The preservation crew found a little brown bat hibernating in the dome of the Jefferson Memorial two winters ago.
“Animals are hibernating all around, and people would never know it,” says Gopaul Noojibail, resource manager for the National Park Service, National Capital Region.
The staff, which has not found any hibernators before or since, brought the bat to Mr. Noojibail in a box.
“We warmed it up so it woke up completely and let it go. That’s what we could do,” he says. “What we hoped is it found another space quickly and went back to sleep.”
Hibernators, like the little brown bat, enter into a state of dormancy to survive the winter, selecting shelters safe from predators. They respond to changes in temperature, day length and quality or lack of food, a response that is not learned but is innate, says John Carnio, general curator for the Maryland Zoo in Baltimore.
The animals’ food supplies are reduced as the day length shortens and temperatures drop, leaving a cold, frozen ground inefficient for plant growth. Without hibernation, some animals would expend more energy searching for food than they would gain from the food they eat, if any, and others would not be able to maintain their body temperatures in the cold.
“The point is they’re trying to avoid a period of food shortage by allowing biochemical processes to go much slower,” says Randall Packer, professor of biology at George Washington University (GWU), about hibernators. He holds a doctorate degree in zoology. “They can get enough energy from fat stored in the body to live all winter long until growth occurs in the spring.”
Besides hibernating, animals adapt to winter by migrating, as do some bird species, or by adjusting to staying out in the cold conditions, like foxes, shrews, gray squirrels and wild turkeys.

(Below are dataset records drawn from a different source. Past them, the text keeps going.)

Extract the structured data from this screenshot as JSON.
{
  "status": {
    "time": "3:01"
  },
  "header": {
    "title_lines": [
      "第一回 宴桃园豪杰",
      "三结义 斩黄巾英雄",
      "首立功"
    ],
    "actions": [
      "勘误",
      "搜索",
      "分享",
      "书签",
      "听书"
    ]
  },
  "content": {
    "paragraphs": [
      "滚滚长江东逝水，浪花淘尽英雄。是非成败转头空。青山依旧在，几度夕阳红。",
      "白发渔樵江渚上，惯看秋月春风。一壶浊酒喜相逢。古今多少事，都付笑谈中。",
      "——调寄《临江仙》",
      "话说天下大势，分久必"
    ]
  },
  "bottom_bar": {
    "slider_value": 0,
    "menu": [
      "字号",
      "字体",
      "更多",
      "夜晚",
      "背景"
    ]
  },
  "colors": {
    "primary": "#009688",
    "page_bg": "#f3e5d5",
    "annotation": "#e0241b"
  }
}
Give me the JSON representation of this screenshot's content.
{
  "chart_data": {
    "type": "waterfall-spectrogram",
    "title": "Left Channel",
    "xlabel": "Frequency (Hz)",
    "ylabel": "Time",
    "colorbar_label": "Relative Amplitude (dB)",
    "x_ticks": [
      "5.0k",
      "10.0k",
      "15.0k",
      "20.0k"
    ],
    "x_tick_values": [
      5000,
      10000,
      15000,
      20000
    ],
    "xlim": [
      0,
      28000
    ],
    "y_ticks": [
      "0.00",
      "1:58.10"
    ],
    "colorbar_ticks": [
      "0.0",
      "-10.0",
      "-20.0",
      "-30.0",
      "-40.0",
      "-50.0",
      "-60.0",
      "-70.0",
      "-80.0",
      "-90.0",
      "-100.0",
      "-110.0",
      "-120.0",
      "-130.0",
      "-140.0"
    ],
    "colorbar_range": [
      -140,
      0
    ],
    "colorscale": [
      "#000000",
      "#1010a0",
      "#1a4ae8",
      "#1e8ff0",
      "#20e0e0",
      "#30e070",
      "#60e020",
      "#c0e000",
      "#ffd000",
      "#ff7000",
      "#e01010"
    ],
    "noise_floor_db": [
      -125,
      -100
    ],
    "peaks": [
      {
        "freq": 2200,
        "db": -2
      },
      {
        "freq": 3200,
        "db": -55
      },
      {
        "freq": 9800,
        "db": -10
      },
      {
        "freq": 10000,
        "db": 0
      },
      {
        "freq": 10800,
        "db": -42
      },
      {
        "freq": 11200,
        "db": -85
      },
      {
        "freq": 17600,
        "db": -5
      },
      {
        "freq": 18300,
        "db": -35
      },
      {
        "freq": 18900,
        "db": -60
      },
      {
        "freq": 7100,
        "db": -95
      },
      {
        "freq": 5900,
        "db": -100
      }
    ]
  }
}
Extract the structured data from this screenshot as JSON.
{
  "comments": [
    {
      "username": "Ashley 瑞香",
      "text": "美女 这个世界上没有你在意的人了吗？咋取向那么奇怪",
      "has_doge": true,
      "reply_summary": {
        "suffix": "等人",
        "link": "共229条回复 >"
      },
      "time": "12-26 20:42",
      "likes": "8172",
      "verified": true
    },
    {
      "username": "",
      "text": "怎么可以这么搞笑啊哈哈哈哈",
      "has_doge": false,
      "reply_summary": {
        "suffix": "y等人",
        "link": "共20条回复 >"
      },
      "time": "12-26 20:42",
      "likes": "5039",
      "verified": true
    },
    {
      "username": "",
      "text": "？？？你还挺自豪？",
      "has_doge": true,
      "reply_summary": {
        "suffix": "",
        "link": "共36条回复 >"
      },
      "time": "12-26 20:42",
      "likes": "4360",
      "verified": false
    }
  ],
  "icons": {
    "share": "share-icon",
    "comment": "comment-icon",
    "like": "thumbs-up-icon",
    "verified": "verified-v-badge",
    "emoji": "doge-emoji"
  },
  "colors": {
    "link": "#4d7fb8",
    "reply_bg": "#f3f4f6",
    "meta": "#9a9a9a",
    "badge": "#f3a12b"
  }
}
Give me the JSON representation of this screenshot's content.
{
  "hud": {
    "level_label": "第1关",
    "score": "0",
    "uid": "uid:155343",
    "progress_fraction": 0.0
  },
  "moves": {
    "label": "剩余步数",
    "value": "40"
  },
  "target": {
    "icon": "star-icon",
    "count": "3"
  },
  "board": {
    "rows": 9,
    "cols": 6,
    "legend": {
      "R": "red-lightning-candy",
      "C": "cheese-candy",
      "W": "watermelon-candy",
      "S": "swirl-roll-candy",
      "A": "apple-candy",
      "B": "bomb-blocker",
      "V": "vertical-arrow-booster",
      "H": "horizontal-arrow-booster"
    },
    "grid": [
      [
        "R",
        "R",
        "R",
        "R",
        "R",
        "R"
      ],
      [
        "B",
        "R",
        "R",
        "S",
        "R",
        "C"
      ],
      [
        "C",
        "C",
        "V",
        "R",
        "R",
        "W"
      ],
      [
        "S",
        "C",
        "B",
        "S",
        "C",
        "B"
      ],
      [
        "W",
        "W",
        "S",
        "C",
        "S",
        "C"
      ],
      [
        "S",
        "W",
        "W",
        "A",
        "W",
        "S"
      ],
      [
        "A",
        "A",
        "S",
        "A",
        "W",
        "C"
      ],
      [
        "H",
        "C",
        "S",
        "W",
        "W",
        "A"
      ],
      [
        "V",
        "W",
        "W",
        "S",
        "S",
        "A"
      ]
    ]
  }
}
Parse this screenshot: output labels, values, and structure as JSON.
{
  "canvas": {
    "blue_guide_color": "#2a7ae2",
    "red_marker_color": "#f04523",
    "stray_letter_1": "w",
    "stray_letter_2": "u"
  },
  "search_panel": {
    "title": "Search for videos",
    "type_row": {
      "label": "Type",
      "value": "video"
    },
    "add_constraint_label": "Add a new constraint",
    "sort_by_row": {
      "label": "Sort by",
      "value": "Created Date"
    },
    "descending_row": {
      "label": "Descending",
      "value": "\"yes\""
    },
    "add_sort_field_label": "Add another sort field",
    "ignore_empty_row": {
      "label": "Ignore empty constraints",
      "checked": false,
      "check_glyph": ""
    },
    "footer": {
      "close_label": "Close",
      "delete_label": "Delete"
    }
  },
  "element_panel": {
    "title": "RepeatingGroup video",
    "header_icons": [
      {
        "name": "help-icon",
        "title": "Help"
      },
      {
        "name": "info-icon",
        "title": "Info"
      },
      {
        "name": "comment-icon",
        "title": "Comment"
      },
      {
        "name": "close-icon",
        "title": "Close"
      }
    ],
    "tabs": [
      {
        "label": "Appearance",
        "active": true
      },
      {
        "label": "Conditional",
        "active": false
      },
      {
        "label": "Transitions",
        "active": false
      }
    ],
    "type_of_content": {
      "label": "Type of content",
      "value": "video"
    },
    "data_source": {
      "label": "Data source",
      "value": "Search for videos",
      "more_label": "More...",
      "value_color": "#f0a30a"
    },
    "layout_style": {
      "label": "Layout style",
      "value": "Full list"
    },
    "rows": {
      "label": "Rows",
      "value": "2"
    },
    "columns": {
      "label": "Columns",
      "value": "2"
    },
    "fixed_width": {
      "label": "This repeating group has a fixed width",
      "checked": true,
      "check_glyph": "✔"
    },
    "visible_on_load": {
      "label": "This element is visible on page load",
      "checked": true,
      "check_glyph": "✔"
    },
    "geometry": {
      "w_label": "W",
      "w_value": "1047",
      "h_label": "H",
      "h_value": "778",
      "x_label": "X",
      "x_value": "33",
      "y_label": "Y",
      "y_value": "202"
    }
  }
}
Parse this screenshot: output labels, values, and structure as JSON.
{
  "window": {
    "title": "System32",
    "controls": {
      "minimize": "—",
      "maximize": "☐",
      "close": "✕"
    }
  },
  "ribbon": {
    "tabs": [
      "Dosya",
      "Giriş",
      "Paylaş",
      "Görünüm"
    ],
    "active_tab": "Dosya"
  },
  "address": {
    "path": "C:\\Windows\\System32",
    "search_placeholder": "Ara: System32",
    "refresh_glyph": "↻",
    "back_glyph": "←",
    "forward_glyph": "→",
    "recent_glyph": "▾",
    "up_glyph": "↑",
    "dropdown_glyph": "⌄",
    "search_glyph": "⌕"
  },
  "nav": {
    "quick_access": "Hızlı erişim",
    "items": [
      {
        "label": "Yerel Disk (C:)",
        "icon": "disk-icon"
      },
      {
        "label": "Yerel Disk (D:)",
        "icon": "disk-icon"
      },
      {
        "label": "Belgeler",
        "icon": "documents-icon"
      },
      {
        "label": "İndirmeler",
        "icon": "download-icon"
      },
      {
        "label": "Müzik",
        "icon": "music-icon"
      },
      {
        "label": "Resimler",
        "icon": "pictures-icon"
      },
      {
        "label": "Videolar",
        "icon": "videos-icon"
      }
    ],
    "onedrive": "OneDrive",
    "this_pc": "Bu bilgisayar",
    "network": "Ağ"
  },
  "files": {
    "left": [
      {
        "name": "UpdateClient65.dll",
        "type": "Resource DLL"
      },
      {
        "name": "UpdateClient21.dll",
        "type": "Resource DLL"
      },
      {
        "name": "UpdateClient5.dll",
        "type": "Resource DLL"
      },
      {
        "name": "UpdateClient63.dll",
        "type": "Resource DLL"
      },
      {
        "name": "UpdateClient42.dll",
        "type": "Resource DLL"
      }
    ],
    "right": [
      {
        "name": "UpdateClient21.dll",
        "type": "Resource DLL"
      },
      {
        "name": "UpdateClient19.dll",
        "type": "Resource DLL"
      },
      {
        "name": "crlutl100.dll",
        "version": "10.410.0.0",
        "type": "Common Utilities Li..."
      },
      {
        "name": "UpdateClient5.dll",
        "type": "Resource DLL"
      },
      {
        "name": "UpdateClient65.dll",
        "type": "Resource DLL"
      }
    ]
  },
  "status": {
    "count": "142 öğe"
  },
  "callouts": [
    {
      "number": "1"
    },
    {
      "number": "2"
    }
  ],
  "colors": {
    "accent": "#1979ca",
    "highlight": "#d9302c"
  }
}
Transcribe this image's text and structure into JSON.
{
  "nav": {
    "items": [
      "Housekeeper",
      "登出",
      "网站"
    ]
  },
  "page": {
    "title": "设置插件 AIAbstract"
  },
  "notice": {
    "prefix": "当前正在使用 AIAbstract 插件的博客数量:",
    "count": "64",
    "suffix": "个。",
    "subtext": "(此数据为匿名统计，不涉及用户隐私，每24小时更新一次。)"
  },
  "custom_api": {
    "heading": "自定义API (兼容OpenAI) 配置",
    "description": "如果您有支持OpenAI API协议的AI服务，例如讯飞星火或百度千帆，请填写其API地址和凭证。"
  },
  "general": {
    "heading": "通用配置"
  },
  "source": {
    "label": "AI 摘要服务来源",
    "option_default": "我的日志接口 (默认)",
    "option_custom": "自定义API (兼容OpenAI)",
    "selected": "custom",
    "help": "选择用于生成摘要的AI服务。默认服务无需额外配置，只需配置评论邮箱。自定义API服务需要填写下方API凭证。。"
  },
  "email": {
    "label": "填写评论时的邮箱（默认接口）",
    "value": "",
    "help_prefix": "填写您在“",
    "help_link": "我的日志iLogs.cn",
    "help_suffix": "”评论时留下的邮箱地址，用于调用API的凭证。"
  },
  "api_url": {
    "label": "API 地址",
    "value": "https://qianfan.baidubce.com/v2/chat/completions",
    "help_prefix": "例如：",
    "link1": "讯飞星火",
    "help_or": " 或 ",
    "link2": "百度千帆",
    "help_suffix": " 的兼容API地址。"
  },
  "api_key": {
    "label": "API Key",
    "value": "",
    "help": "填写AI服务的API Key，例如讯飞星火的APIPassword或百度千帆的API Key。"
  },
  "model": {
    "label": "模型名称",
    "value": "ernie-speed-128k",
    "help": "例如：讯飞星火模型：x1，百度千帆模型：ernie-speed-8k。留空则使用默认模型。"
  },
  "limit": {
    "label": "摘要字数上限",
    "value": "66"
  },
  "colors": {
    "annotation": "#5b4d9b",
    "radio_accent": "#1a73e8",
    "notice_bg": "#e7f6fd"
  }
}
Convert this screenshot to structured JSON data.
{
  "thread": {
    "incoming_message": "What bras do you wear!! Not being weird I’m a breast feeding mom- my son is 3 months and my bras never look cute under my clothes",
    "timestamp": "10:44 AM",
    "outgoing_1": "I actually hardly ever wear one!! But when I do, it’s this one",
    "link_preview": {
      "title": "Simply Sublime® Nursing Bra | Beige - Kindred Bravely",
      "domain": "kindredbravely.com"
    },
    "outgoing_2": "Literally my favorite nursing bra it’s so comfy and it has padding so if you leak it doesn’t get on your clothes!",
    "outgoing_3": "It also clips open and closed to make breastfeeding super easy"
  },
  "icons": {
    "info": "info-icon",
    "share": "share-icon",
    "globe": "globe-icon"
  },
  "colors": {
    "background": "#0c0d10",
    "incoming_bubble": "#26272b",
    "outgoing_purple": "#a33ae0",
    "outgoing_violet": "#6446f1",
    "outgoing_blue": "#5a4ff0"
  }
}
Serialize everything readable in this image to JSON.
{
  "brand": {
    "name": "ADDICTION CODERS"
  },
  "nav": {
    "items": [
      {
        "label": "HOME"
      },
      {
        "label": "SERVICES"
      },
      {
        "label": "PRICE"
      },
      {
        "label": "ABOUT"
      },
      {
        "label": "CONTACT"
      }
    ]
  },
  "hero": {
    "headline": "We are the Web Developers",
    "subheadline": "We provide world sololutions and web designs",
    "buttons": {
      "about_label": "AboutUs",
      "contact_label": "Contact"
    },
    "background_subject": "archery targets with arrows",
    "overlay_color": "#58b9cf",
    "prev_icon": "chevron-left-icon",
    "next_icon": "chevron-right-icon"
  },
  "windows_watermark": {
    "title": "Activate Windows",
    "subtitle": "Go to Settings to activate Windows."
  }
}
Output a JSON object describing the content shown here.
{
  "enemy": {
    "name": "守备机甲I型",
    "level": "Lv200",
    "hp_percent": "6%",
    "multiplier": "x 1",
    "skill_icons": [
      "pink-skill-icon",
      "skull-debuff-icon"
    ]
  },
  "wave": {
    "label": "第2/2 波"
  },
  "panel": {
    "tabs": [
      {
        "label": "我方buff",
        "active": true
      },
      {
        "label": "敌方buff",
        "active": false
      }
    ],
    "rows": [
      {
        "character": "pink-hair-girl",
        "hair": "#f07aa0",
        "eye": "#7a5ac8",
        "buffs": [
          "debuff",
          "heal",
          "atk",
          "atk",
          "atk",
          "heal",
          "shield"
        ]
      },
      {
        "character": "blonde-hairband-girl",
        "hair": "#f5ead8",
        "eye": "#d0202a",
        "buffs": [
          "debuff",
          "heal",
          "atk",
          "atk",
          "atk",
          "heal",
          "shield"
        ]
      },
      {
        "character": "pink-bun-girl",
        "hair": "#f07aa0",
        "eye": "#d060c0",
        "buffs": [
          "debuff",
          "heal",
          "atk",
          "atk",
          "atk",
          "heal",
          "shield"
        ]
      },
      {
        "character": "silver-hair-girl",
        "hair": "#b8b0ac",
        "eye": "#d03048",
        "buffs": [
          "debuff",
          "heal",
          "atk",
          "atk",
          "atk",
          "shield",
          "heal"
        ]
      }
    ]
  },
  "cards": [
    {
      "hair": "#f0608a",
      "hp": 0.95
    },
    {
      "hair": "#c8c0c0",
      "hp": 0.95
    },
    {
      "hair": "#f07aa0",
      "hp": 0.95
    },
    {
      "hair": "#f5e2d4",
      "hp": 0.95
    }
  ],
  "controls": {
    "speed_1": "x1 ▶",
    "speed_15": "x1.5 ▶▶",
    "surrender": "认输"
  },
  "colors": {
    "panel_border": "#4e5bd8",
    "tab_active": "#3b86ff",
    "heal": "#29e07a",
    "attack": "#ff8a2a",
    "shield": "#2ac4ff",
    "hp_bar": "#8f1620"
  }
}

Animals that do hibernate enter into different levels of dormancy. Deep hibernators, such as bats, chipmunks, woodchucks, turtles, toads and snakes that inhabit the metropolitan area enter into a state of inactivity for several days, weeks or months. Their body temperature drops; their circulation becomes limited; and their metabolism, heartbeat and breathing slows.
“If you picked them up, you would swear they were dead,” Mr. Carnio says.
Torpors, animals who hibernate for a short period of time overnight or for a few days, undergo a slowdown in their bodily processes that is not as extreme as the deep hibernators. Their body temperature drops to 59 degrees Fahrenheit (15 degrees Celsius), while the temperature of deep hibernators dips to as low as 41 degrees Fahrenheit (5 degrees Celsius), near freezing, Mr. Packer says.
Torpors — including bears, deer mice, skunks and raccoons that live in the Washington area — are able to arouse themselves during a stretch of warm weather in order to eat and remove waste materials.
Deep hibernators do not and remain in dormancy. However, if their body temperature dips too low, such as to 30 degrees Fahrenheit (-1.1 degrees Celsius), they will awaken and shiver until their bodies return to above freezing temperatures. They repress this shivering instinct when they enter into hibernation, Mr. Packer says.
Animals have an average body temperature of 100.4 to 104 degrees Fahrenheit (38 to 40 degrees Celsius) and humans, 98.6 degrees Fahrenheit (37 degrees Celsius), Mr. Packer says. Their body temperature remains the same when they sleep or are awake.
“Basically, they are shutting down their systems,” Mr. Noojibail says. “It’s not sleep. It’s much deeper than sleep. … There’s a lot less going on internally.”